If you are suffering from hyperhidrosis, or if you would just like to stop having to wear antiperspirant and worrying about underarm sweat – schedule your consultation with one of the experienced providers at Advanced Dermatology, P.C. today. We have offices throughout New York including Long Island, Queens, Brooklyn, Manhattan, and Westchester and also New Jersey.

Frequently Asked Questions

What is hyperhidrosis (excessive sweating)?
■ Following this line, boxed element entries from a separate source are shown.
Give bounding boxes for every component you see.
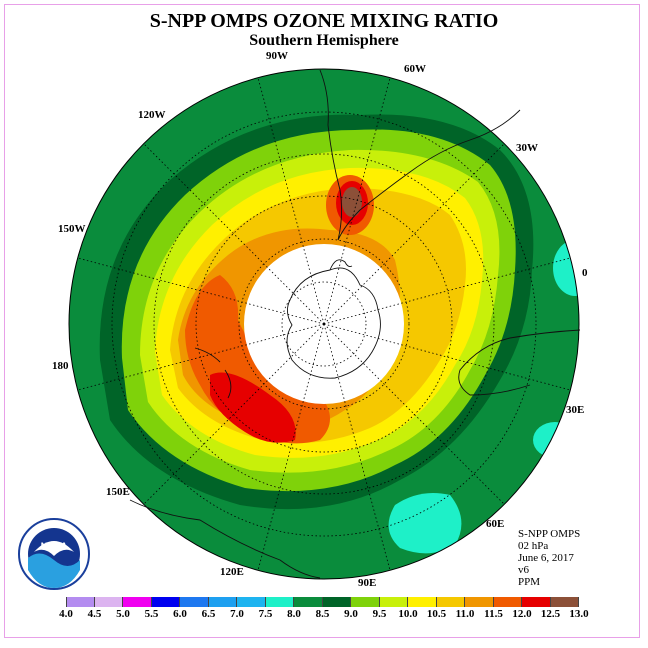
color-swatch [95,597,124,607]
longitude-label-150w: 150W [58,223,86,235]
color-swatch [180,597,209,607]
longitude-label-0: 0 [582,267,588,279]
color-swatch [123,597,152,607]
color-swatch [408,597,437,607]
scale-tick-label: 10.0 [398,608,417,620]
pressure-level: 02 hPa [518,540,580,552]
color-scale-bar [66,597,579,607]
longitude-label-120w: 120W [138,109,166,121]
product-name: S-NPP OMPS [518,528,580,540]
longitude-label-150e: 150E [106,486,130,498]
scale-tick-label: 5.5 [145,608,159,620]
scale-tick-label: 6.0 [173,608,187,620]
color-swatch [380,597,409,607]
scale-tick-label: 9.5 [373,608,387,620]
scale-tick-label: 7.5 [259,608,273,620]
color-swatch [351,597,380,607]
longitude-label-180: 180 [52,360,69,372]
product-version: v6 [518,564,580,576]
color-swatch [152,597,181,607]
noaa-logo-text: NOAA [41,541,68,551]
product-info: S-NPP OMPS 02 hPa June 6, 2017 v6 PPM [518,528,580,588]
color-swatch [237,597,266,607]
color-scale-ticks: 4.0 4.5 5.0 5.5 6.0 6.5 7.0 7.5 8.0 8.5 9.0 9.5 10.0… [66,608,579,622]
color-swatch [437,597,466,607]
scale-tick-label: 13.0 [569,608,588,620]
scale-tick-label: 10.5 [427,608,446,620]
color-swatch [494,597,523,607]
color-swatch [323,597,352,607]
longitude-label-90e: 90E [358,577,376,589]
color-swatch [294,597,323,607]
color-swatch [66,597,95,607]
longitude-label-60e: 60E [486,518,504,530]
longitude-label-90w: 90W [266,50,288,62]
longitude-label-30w: 30W [516,142,538,154]
scale-tick-label: 6.5 [202,608,216,620]
scale-tick-label: 5.0 [116,608,130,620]
scale-tick-label: 11.5 [484,608,503,620]
scale-tick-label: 9.0 [344,608,358,620]
scale-tick-label: 4.0 [59,608,73,620]
longitude-label-30e: 30E [566,404,584,416]
hotspot-brown [342,187,362,217]
scale-tick-label: 7.0 [230,608,244,620]
longitude-label-60w: 60W [404,63,426,75]
product-date: June 6, 2017 [518,552,580,564]
scale-tick-label: 12.5 [541,608,560,620]
scale-tick-label: 8.5 [316,608,330,620]
scale-tick-label: 8.0 [287,608,301,620]
color-swatch [209,597,238,607]
scale-tick-label: 12.0 [512,608,531,620]
product-units: PPM [518,576,580,588]
color-swatch [522,597,551,607]
patch-cyan-southeast [533,422,577,458]
longitude-label-120e: 120E [220,566,244,578]
color-swatch [266,597,295,607]
patch-cyan-east [553,240,597,296]
scale-tick-label: 11.0 [456,608,475,620]
scale-tick-label: 4.5 [88,608,102,620]
color-swatch [465,597,494,607]
color-swatch [551,597,580,607]
noaa-logo: NOAA [19,519,89,589]
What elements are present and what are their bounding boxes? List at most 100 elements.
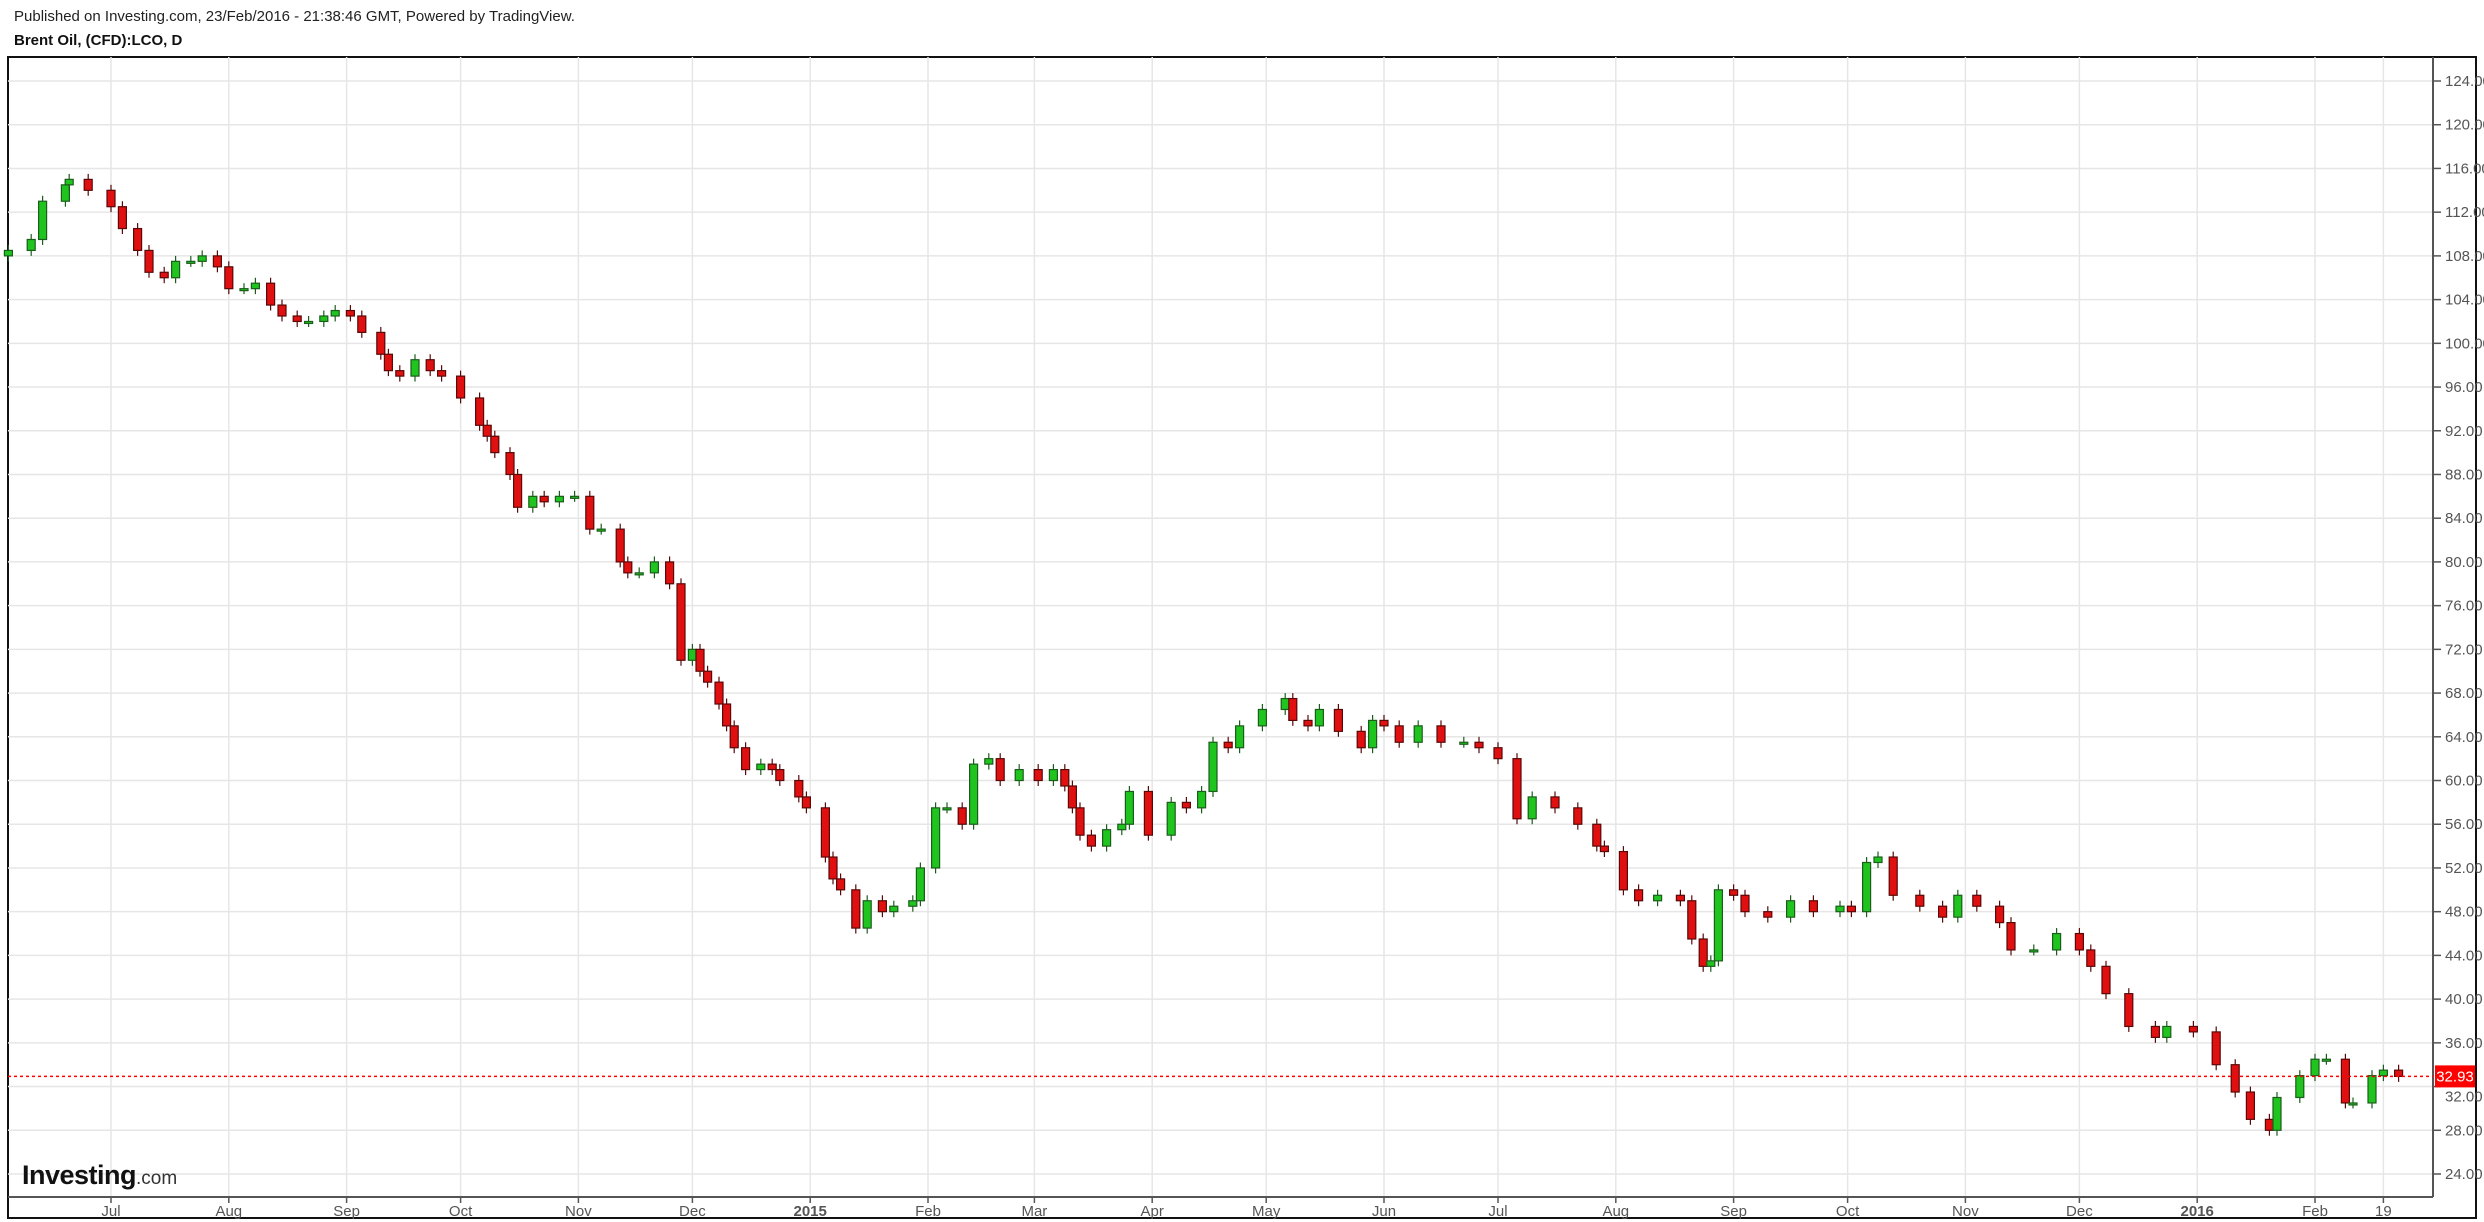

Sweating is the body’s natural regulatory response to a rise in temperature, cooling itself down and preventing you from overheating. Hyperhidrosis is when an individual sweats excessively, even without physical activity, a hot climate or other situations that would normally cause a rise in body temperature. Hyperhidrosis affects many people, causing embarrassment, anxiety, and in some cases, complete avoidance of social situations.

What causes excessive sweating?

Excessive sweating is caused by overactive sweat gland. This is especially pronounced when nervous or under stress. While hyperhidrosis typically affects individuals who are otherwise healthy, it sometimes occurs along with other conditions.

How is hyperhidrosis diagnosed?

Excessive sweating is usually noticeable, making hyperhidrosis relatively easy to diagnose. Lab testing may be done to rule out other conditions, such as as overactive thyroid.

How is excessive sweating treated?

Several treatment options currently exist for excessive sweating:

  • Prescription antiperspirants are often the first recommended line of defense against hyperhidrosis, to be applied at bedtime.
  • Oral medications are sometimes prescribed to block the nerves. This option is not always pursued, as it may cause undesired side effects.
  • Botox injections may be administered to block the nerves responsible for excessive underarm sweating; for best results, these injections need to be repeated regularly. In addition, this treatment option is not always covered by insurance, making it expensive.
  • miraDry is a new minimally-invasive procedure to treat excessive underarm sweating. Click here to read more about miraDry.
  • Surgery may be performed to remove the sweat glands. As with all surgical procedures, this procedure carries a risk of complications.